Con la sentenza del Tar del Lazio n. 11411 del 30 settembre è stato dichiarato legittimo l’avviso pubblicato dal Ministero dell’Economia per la selezione di professionalità altamente qualificate nei settori del diritto bancario, societario, pubblico dell’economia, per svolgere attività di consulenza a titolo gratuito.

La Rete Professioni Tecniche considera molto grave questo genere di pronunciamenti, soprattutto alla luce della battaglia che ha portato all’approvazione del cosiddetto equo compenso. Ricorda, inoltre, che parecchie regioni hanno già legiferato in materia, stabilendo un principio che non rappresenta solo il giusto riconoscimento per i professionisti ma è un fatto ineludibile e di giustizia.

Senza contare che, in queste ore, la Camera ha esaminato e discusso ben cinque mozioni, presentate da differenti gruppi parlamentari, in materia d’iniziative a favore delle libere professioni, il cui tema principale, con ampia e trasversale condivisione, è stato proprio quello dell’equo compenso. Lo stesso Governo si è impegnato a un prossimo intervento in questa direzione.

La gravità della sentenza per Rpt risiede, in particolare, nell’argomentazione secondo la quale nemmeno la disciplina dell’equo compenso, attualmente vigente, sarebbe atta a impedire di svolgere attività a titolo gratuito, essendo essa valida soltanto in previsione di un compenso professionale. Secondo la sentenza, inoltre, il professionista sarebbe liberissimo di offrire le proprie prestazioni a titolo gratuito se ritiene che l’attività svolta comporti per lui comunque un arricchimento professionale e del proprio curriculum vitae.

Questa interpretazione genera la completa elusione della disciplina in materia di equo compenso, valida anche nei confronti della pa. La sentenza si pone in netto e aspro contrasto rispetto alla disciplina dell’equo compenso che esclude alla radice la possibilità di stipulare un contratto professionale a titolo gratuito tra professionista e pa.

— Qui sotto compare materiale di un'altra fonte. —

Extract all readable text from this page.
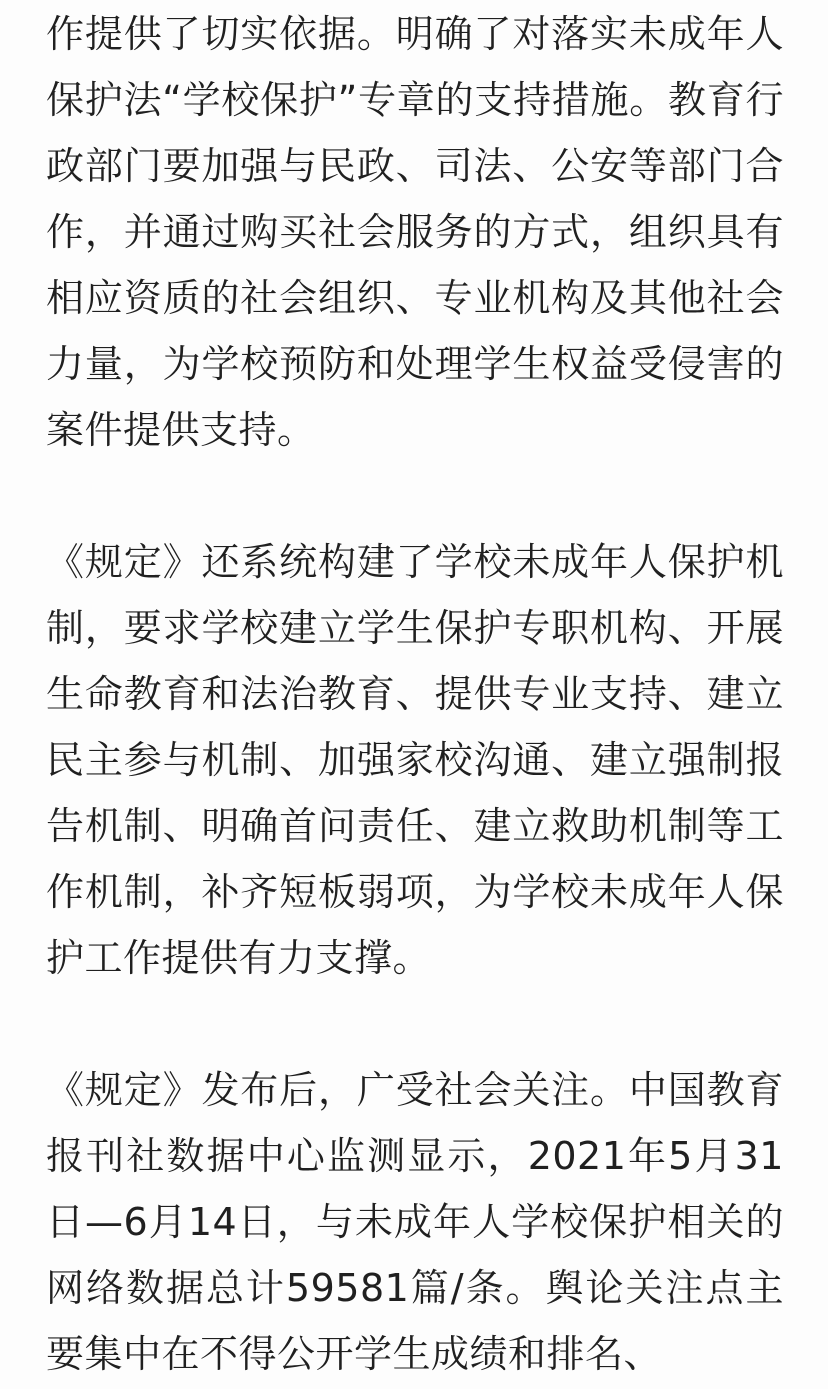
作提供了切实依据。明确了对落实未成年人保护法“学校保护”专章的支持措施。教育行政部门要加强与民政、司法、公安等部门合作，并通过购买社会服务的方式，组织具有相应资质的社会组织、专业机构及其他社会力量，为学校预防和处理学生权益受侵害的案件提供支持。

《规定》还系统构建了学校未成年人保护机制，要求学校建立学生保护专职机构、开展生命教育和法治教育、提供专业支持、建立民主参与机制、加强家校沟通、建立强制报告机制、明确首问责任、建立救助机制等工作机制，补齐短板弱项，为学校未成年人保护工作提供有力支撑。

《规定》发布后，广受社会关注。中国教育报刊社数据中心监测显示，2021年5月31日—6月14日，与未成年人学校保护相关的网络数据总计59581篇/条。舆论关注点主要集中在不得公开学生成绩和排名、
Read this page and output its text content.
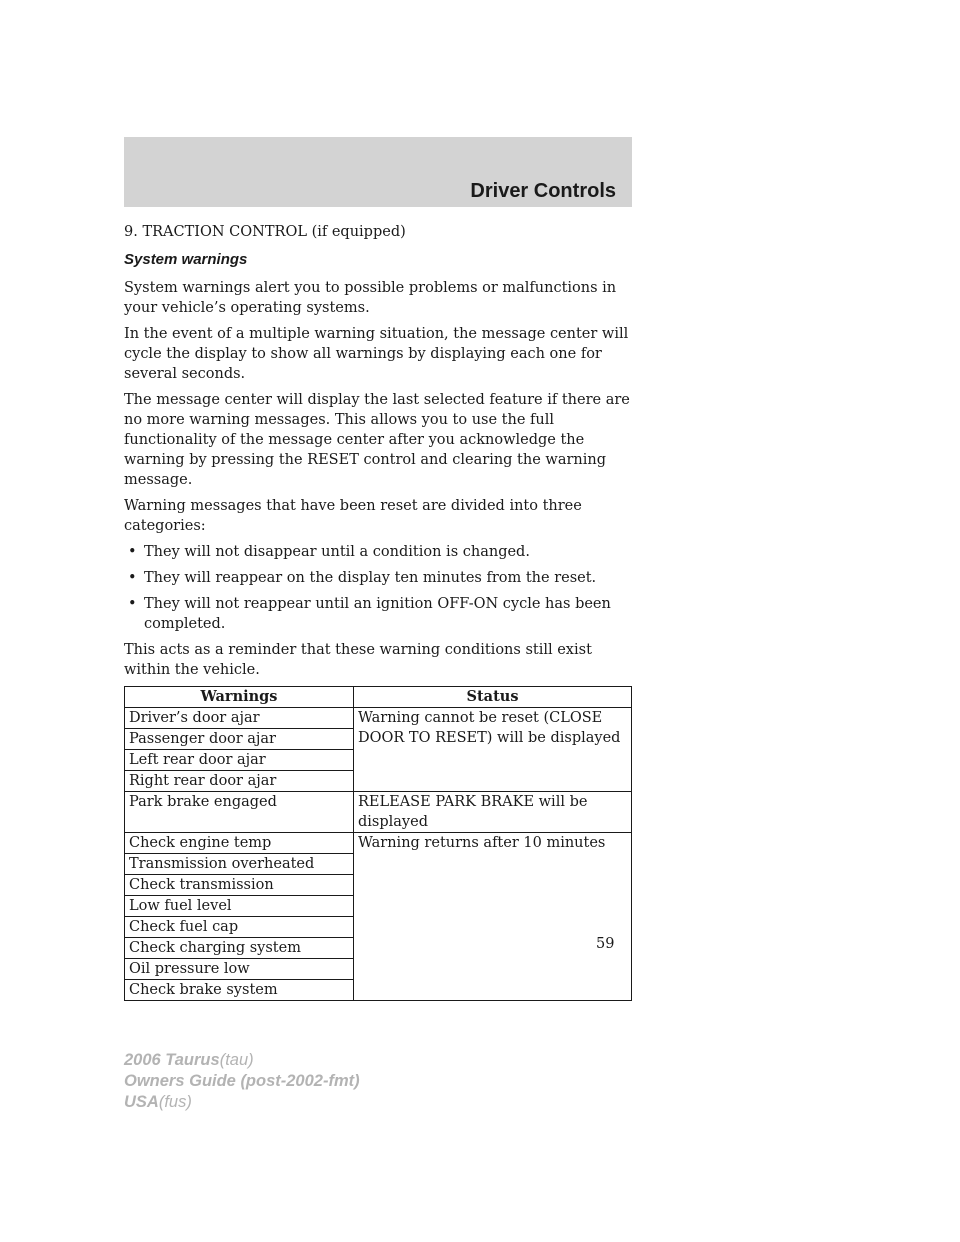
Driver Controls

9. TRACTION CONTROL (if equipped)

System warnings

System warnings alert you to possible problems or malfunctions in your vehicle’s operating systems.

In the event of a multiple warning situation, the message center will cycle the display to show all warnings by displaying each one for several seconds.

The message center will display the last selected feature if there are no more warning messages. This allows you to use the full functionality of the message center after you acknowledge the warning by pressing the RESET control and clearing the warning message.

Warning messages that have been reset are divided into three categories:

• They will not disappear until a condition is changed.
• They will reappear on the display ten minutes from the reset.
• They will not reappear until an ignition OFF-ON cycle has been completed.

This acts as a reminder that these warning conditions still exist within the vehicle.

Warnings	Status
Driver’s door ajar	Warning cannot be reset (CLOSE DOOR TO RESET) will be displayed
Passenger door ajar	
Left rear door ajar	
Right rear door ajar	
Park brake engaged	RELEASE PARK BRAKE will be displayed
Check engine temp	Warning returns after 10 minutes
Transmission overheated	
Check transmission	
Low fuel level	
Check fuel cap	
Check charging system	
Oil pressure low	
Check brake system	
59
2006 Taurus(tau)
Owners Guide (post-2002-fmt)
USA(fus)
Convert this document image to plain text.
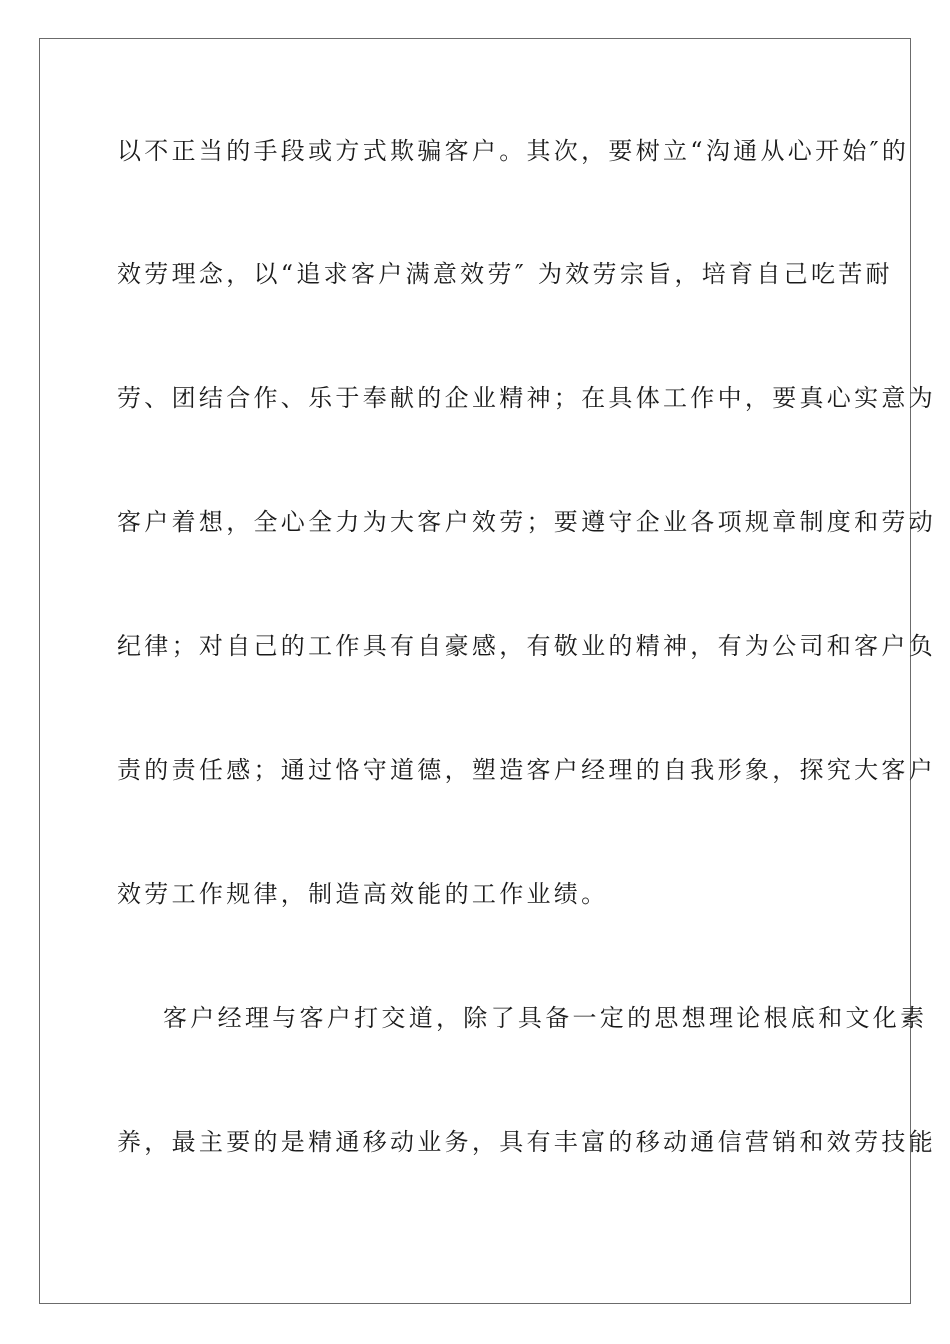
以不正当的手段或方式欺骗客户。其次，要树立“沟通从心开始″的
效劳理念，以“追求客户满意效劳″ 为效劳宗旨，培育自己吃苦耐
劳、团结合作、乐于奉献的企业精神；在具体工作中，要真心实意为
客户着想，全心全力为大客户效劳；要遵守企业各项规章制度和劳动
纪律；对自己的工作具有自豪感，有敬业的精神，有为公司和客户负
责的责任感；通过恪守道德，塑造客户经理的自我形象，探究大客户
效劳工作规律，制造高效能的工作业绩。
客户经理与客户打交道，除了具备一定的思想理论根底和文化素
养，最主要的是精通移动业务，具有丰富的移动通信营销和效劳技能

Affermare, poi, che l’equo compenso si applica soltanto se previsto un compenso professionale ha del paradossale. Basterebbe, infatti, prevedere in ogni circostanza un compenso pari a 0 per eludere la disciplina legale e privare in ogni occasione i professionisti partecipanti alla selezione della possibilità di un compenso “adeguato all’importanza dell’opera e al decoro della professione”, come stabilisce l’art.2233 del codice civile.

Si tratta di un’impostazione a dir poco “creativa” e per nulla rispettosa del chiaro disposto normativo, che ha proprio l’obiettivo di tutelare i liberi-professionisti che partecipano a procedure di affidamento di incarichi professionali ed è stata voluta dal legislatore al fine di contrastare la prassi, seguita in passato da alcune amministrazioni, di pubblicare bandi d’incarico professionale senza compenso o con il mero rimborso delle spese sostenute dal professionista.

La Rete Professioni Tecniche esprime la massima preoccupazione perché questa sentenza costituisce un precedente pericoloso, perché determina e realizza, di fatto, la mancata osservanza e mancata applicazione di norme di legge pienamente vigenti sulla base di letture bizzarre della disciplina, non tenendo per nulla conto della ratio e delle ragioni alla base della medesima.